Hence, 12.5% of the students are ill on Wednesday.

c)

Suppose the student is well today, then the initial state vector is \({{\mathop{\rm x}\nolimits} _0} = \left( {\begin{array}{*{20}{c}}1\\0\end{array}} \right)\).

Compute \({{\mathop{\rm x}\nolimits} _2}\) as shown below:

\(\begin{array}{c}{{\mathop{\rm x}\nolimits} _1} = P{{\mathop{\rm x}\nolimits} _0}\\ = \left( {\begin{array}{*{20}{c}}{.95}&{.45}\\{.05}&{.55}\end{array}} \right)\left( {\begin{array}{*{20}{c}}1\\0\end{array}} \right)\\ = \left( {\begin{array}{*{20}{c}}{0.95 + 0}\\{0.05 + 0}\end{array}} \right)\\ = \left( {\begin{array}{*{20}{c}}{0.95}\\{0.05}\end{array}} \right)\end{array}\)

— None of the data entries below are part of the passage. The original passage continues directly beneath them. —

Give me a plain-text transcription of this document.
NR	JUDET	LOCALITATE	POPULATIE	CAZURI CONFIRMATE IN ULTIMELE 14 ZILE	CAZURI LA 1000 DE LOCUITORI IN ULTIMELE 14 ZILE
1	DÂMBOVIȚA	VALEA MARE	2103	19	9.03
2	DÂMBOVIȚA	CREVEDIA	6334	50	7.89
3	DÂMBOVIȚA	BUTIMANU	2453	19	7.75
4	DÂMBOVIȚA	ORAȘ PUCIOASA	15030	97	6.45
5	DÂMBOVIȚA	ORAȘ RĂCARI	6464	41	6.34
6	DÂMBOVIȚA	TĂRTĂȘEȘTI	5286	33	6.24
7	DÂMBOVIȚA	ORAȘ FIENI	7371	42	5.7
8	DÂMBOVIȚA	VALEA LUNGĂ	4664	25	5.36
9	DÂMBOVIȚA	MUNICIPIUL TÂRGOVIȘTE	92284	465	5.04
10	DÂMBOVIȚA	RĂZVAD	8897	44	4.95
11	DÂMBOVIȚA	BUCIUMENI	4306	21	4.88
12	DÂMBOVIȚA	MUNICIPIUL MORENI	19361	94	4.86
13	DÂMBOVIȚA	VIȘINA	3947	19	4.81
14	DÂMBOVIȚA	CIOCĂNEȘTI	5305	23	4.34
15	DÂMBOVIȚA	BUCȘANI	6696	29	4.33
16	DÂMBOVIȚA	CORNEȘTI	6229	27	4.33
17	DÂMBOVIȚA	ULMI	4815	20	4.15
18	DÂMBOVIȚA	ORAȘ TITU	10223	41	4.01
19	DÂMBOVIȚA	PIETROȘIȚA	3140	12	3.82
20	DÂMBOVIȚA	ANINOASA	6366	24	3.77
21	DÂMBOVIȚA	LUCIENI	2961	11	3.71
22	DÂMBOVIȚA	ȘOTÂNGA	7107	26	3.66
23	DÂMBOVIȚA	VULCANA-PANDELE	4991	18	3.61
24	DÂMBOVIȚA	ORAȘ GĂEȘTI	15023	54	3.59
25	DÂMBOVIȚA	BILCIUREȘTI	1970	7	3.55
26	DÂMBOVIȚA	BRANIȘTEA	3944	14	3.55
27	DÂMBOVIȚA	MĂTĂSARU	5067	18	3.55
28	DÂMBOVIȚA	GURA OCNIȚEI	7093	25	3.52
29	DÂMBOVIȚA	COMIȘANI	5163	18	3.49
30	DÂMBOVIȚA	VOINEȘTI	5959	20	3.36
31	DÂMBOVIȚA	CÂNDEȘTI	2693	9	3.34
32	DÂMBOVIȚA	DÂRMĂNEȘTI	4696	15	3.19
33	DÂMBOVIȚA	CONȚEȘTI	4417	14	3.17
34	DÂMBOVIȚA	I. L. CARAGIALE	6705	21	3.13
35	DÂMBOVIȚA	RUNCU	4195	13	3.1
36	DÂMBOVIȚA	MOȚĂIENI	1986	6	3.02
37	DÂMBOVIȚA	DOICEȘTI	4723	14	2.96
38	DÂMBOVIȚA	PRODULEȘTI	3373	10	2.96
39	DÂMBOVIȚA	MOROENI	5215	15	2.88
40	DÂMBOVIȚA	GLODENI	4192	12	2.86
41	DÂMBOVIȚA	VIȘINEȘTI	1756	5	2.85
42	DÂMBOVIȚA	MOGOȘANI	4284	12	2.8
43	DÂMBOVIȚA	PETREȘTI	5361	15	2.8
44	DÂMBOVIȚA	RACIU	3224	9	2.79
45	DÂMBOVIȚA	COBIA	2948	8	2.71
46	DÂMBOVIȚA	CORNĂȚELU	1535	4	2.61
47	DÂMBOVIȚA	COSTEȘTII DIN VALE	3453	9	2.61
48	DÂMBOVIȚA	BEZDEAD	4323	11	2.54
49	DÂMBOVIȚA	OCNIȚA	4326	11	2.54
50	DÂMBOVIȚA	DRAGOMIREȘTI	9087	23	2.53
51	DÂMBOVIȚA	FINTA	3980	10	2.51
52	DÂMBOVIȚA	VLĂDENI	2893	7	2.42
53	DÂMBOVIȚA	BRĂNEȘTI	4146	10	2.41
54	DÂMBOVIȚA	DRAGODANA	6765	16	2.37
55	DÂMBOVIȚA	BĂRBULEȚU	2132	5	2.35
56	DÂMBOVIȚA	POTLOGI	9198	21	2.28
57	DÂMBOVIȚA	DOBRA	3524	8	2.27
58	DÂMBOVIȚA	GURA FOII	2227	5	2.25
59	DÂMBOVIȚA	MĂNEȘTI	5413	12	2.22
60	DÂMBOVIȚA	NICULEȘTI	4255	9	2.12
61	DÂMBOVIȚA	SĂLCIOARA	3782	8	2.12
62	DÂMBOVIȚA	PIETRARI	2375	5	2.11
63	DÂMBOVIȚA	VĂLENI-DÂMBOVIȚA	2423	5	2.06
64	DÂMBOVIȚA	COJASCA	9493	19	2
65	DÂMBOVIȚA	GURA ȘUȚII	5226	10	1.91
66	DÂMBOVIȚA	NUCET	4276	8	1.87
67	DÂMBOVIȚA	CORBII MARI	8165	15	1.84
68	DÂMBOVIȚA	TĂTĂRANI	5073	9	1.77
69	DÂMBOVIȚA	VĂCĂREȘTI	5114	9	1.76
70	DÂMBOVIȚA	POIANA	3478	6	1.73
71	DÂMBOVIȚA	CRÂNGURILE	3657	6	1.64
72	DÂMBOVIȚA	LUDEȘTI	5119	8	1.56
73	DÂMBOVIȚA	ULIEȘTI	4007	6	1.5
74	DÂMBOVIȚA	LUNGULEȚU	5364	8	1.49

\(\begin{array}{c}{{\mathop{\rm x}\nolimits} _2} = P{{\mathop{\rm x}\nolimits} _1}\\ = \left( {\begin{array}{*{20}{c}}{.95}&{.45}\\{.05}&{.55}\end{array}} \right)\left( {\begin{array}{*{20}{c}}{0.95}\\{0.05}\end{array}} \right)\\ = \left( {\begin{array}{*{20}{c}}{0.9025 + 0.0225}\\{0.0475 + 0.0275}\end{array}} \right)\\ = \left( {\begin{array}{*{20}{c}}{0.925}\\{0.075}\end{array}} \right)\end{array}\)

Thus, the probability that the students will be well two days from now is 0.925.